En prélude des APE (Accords de Partenariat Economique), un atelier de préparation de la prochaine réunion Ministérielle des pays de la CEDEAO sur les négociations de l’accord de l’APE entre l’Afrique de l’Ouest et l’Union Européenne, prévue les 21 et 22 mars 2013 à Praia (Cap Vert), s’est tenu, hier, mercredi à Dakar. L’atelier avait pour cadre l’examen des profonds désaccords avec l’Union Européenne sur des questions tel que le traitement des subventions européennes, la clause de la Nation la plus favorisée et pour laquelle l’Afrique de l’Ouest souhaite la prise en compte des différences de niveau de développement. S’y ajoute la clause de non exécution dans l’APE devant prendre en compte l’inexistence de mécanismes communautaires d’assistance juridique en cas de litige impliquant un Etat dans l’application de l’APE. Et enfin les règles d’origine, les ressources additionnelles pour financer le développement et l’extension des préférences Ouest africaines à Ceuta et Melilla.
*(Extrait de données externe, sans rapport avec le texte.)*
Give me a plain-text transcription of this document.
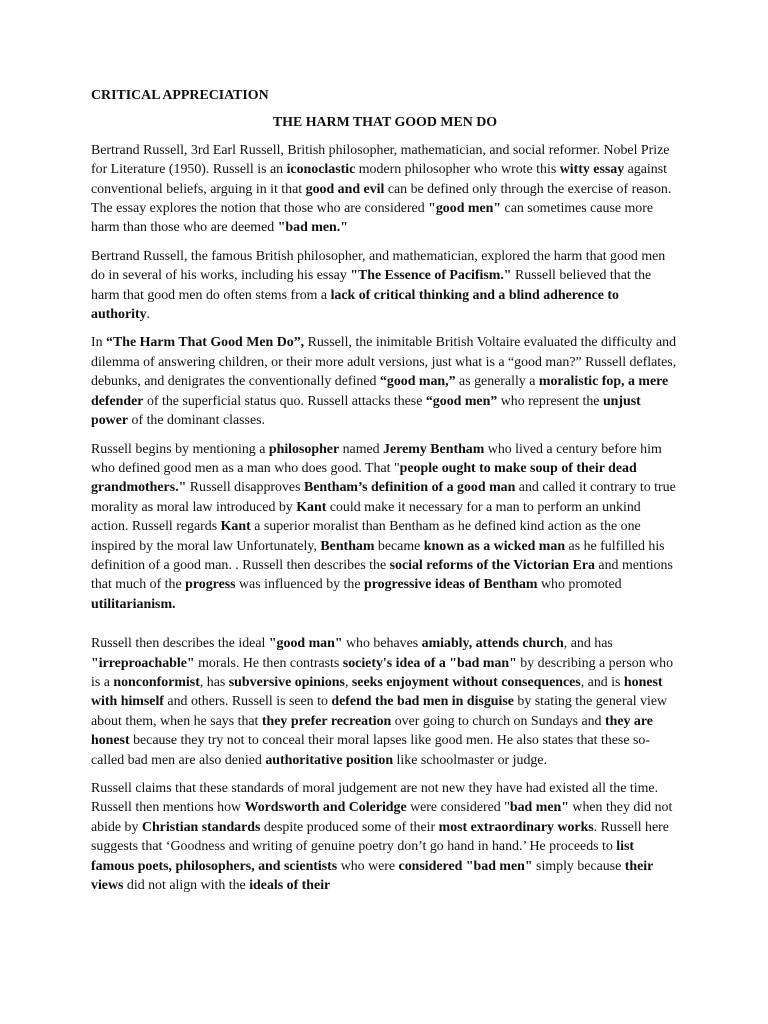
CRITICAL APPRECIATION
THE HARM THAT GOOD MEN DO

Bertrand Russell, 3rd Earl Russell, British philosopher, mathematician, and social reformer. Nobel Prize for Literature (1950). Russell is an iconoclastic modern philosopher who wrote this witty essay against conventional beliefs, arguing in it that good and evil can be defined only through the exercise of reason. The essay explores the notion that those who are considered "good men" can sometimes cause more harm than those who are deemed "bad men."

Bertrand Russell, the famous British philosopher, and mathematician, explored the harm that good men do in several of his works, including his essay "The Essence of Pacifism." Russell believed that the harm that good men do often stems from a lack of critical thinking and a blind adherence to authority.

In “The Harm That Good Men Do”, Russell, the inimitable British Voltaire evaluated the difficulty and dilemma of answering children, or their more adult versions, just what is a “good man?” Russell deflates, debunks, and denigrates the conventionally defined “good man,” as generally a moralistic fop, a mere defender of the superficial status quo. Russell attacks these “good men” who represent the unjust power of the dominant classes.

Russell begins by mentioning a philosopher named Jeremy Bentham who lived a century before him who defined good men as a man who does good. That "people ought to make soup of their dead grandmothers." Russell disapproves Bentham’s definition of a good man and called it contrary to true morality as moral law introduced by Kant could make it necessary for a man to perform an unkind action. Russell regards Kant a superior moralist than Bentham as he defined kind action as the one inspired by the moral law Unfortunately, Bentham became known as a wicked man as he fulfilled his definition of a good man. . Russell then describes the social reforms of the Victorian Era and mentions that much of the progress was influenced by the progressive ideas of Bentham who promoted utilitarianism.

Russell then describes the ideal "good man" who behaves amiably, attends church, and has "irreproachable" morals. He then contrasts society's idea of a "bad man" by describing a person who is a nonconformist, has subversive opinions, seeks enjoyment without consequences, and is honest with himself and others. Russell is seen to defend the bad men in disguise by stating the general view about them, when he says that they prefer recreation over going to church on Sundays and they are honest because they try not to conceal their moral lapses like good men. He also states that these so-called bad men are also denied authoritative position like schoolmaster or judge.

Russell claims that these standards of moral judgement are not new they have had existed all the time. Russell then mentions how Wordsworth and Coleridge were considered "bad men" when they did not abide by Christian standards despite produced some of their most extraordinary works. Russell here suggests that ‘Goodness and writing of genuine poetry don’t go hand in hand.’ He proceeds to list famous poets, philosophers, and scientists who were considered "bad men" simply because their views did not align with the ideals of their
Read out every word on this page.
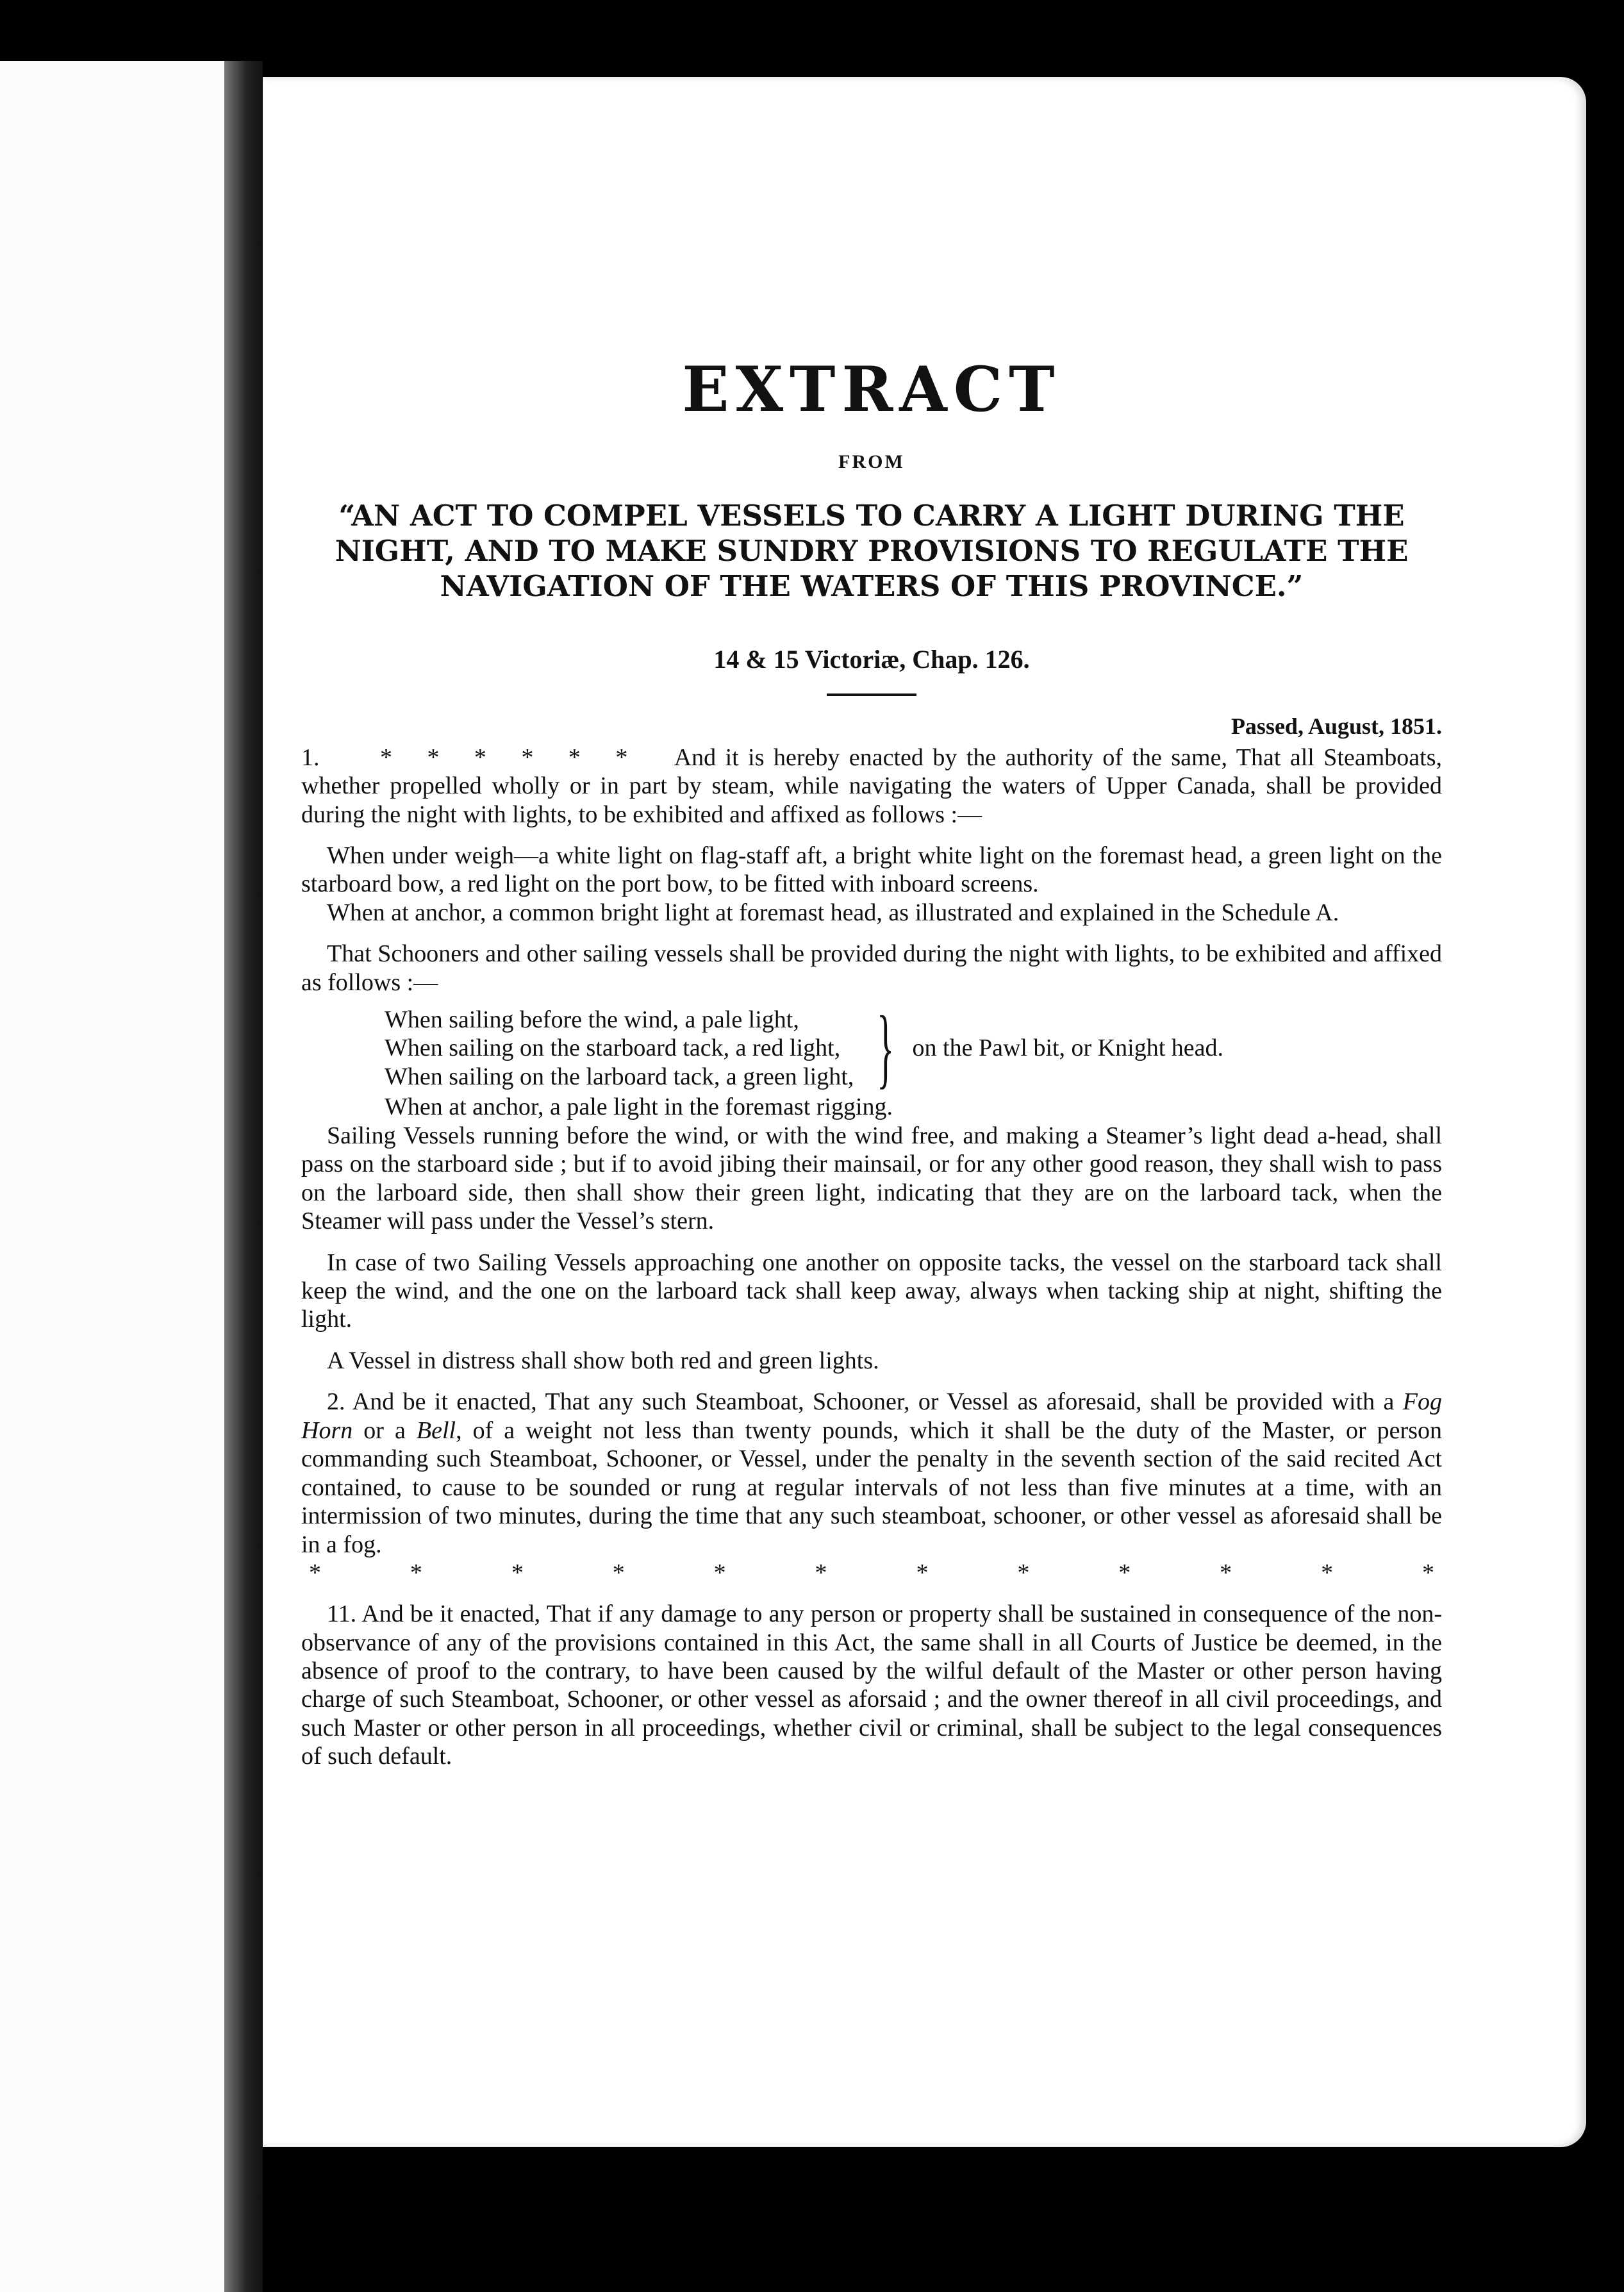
EXTRACT
FROM
“AN ACT TO COMPEL VESSELS TO CARRY A LIGHT DURING THE NIGHT, AND TO MAKE SUNDRY PROVISIONS TO REGULATE THE NAVIGATION OF THE WATERS OF THIS PROVINCE.”
14 & 15 Victoriæ, Chap. 126.
Passed, August, 1851.
1. * * * * * * And it is hereby enacted by the authority of the same, That all Steamboats, whether propelled wholly or in part by steam, while navigating the waters of Upper Canada, shall be provided during the night with lights, to be exhibited and affixed as follows :—
When under weigh—a white light on flag-staff aft, a bright white light on the foremast head, a green light on the starboard bow, a red light on the port bow, to be fitted with inboard screens.
When at anchor, a common bright light at foremast head, as illustrated and explained in the Schedule A.
That Schooners and other sailing vessels shall be provided during the night with lights, to be exhibited and affixed as follows :—
When sailing before the wind, a pale light,
When sailing on the starboard tack, a red light,
When sailing on the larboard tack, a green light, } on the Pawl bit, or Knight head.
When at anchor, a pale light in the foremast rigging.
Sailing Vessels running before the wind, or with the wind free, and making a Steamer’s light dead a-head, shall pass on the starboard side ; but if to avoid jibing their mainsail, or for any other good reason, they shall wish to pass on the larboard side, then shall show their green light, indicating that they are on the larboard tack, when the Steamer will pass under the Vessel’s stern.
In case of two Sailing Vessels approaching one another on opposite tacks, the vessel on the starboard tack shall keep the wind, and the one on the larboard tack shall keep away, always when tacking ship at night, shifting the light.
A Vessel in distress shall show both red and green lights.
2. And be it enacted, That any such Steamboat, Schooner, or Vessel as aforesaid, shall be provided with a Fog Horn or a Bell, of a weight not less than twenty pounds, which it shall be the duty of the Master, or person commanding such Steamboat, Schooner, or Vessel, under the penalty in the seventh section of the said recited Act contained, to cause to be sounded or rung at regular intervals of not less than five minutes at a time, with an intermission of two minutes, during the time that any such steamboat, schooner, or other vessel as aforesaid shall be in a fog.
*	*	*	*	*	*	*	*	*	*	*	*
11. And be it enacted, That if any damage to any person or property shall be sustained in consequence of the non-observance of any of the provisions contained in this Act, the same shall in all Courts of Justice be deemed, in the absence of proof to the contrary, to have been caused by the wilful default of the Master or other person having charge of such Steamboat, Schooner, or other vessel as aforsaid ; and the owner thereof in all civil proceedings, and such Master or other person in all proceedings, whether civil or criminal, shall be subject to the legal consequences of such default.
Mais le profond désaccord, c’est celui de la marge minimale de 80% demandée par l’UE alors que la CEDEAO a fixé la barre à 70%.

Pour rappel, le niet catégorique d’une bonne frange des pays de l’Afrique de l’Ouest avait désappointé le principe. Aux yeux de ces décideurs politiques Africains, ces accords commerciaux sont « biaisés » en faveur des pays riches européens et appauvrissent les plus pauvres. Les arguments brandis étaient que les industries moins avancées d’Afrique ne seront pas capables de rivaliser et les nouvelles industries ne pourront pas se développer. Pire, de tels accords mettraient les économies de ces pays pauvres à rude épreuve, ainsi que l'emploi et l'avenir de millions de pauvres seront durement frappés.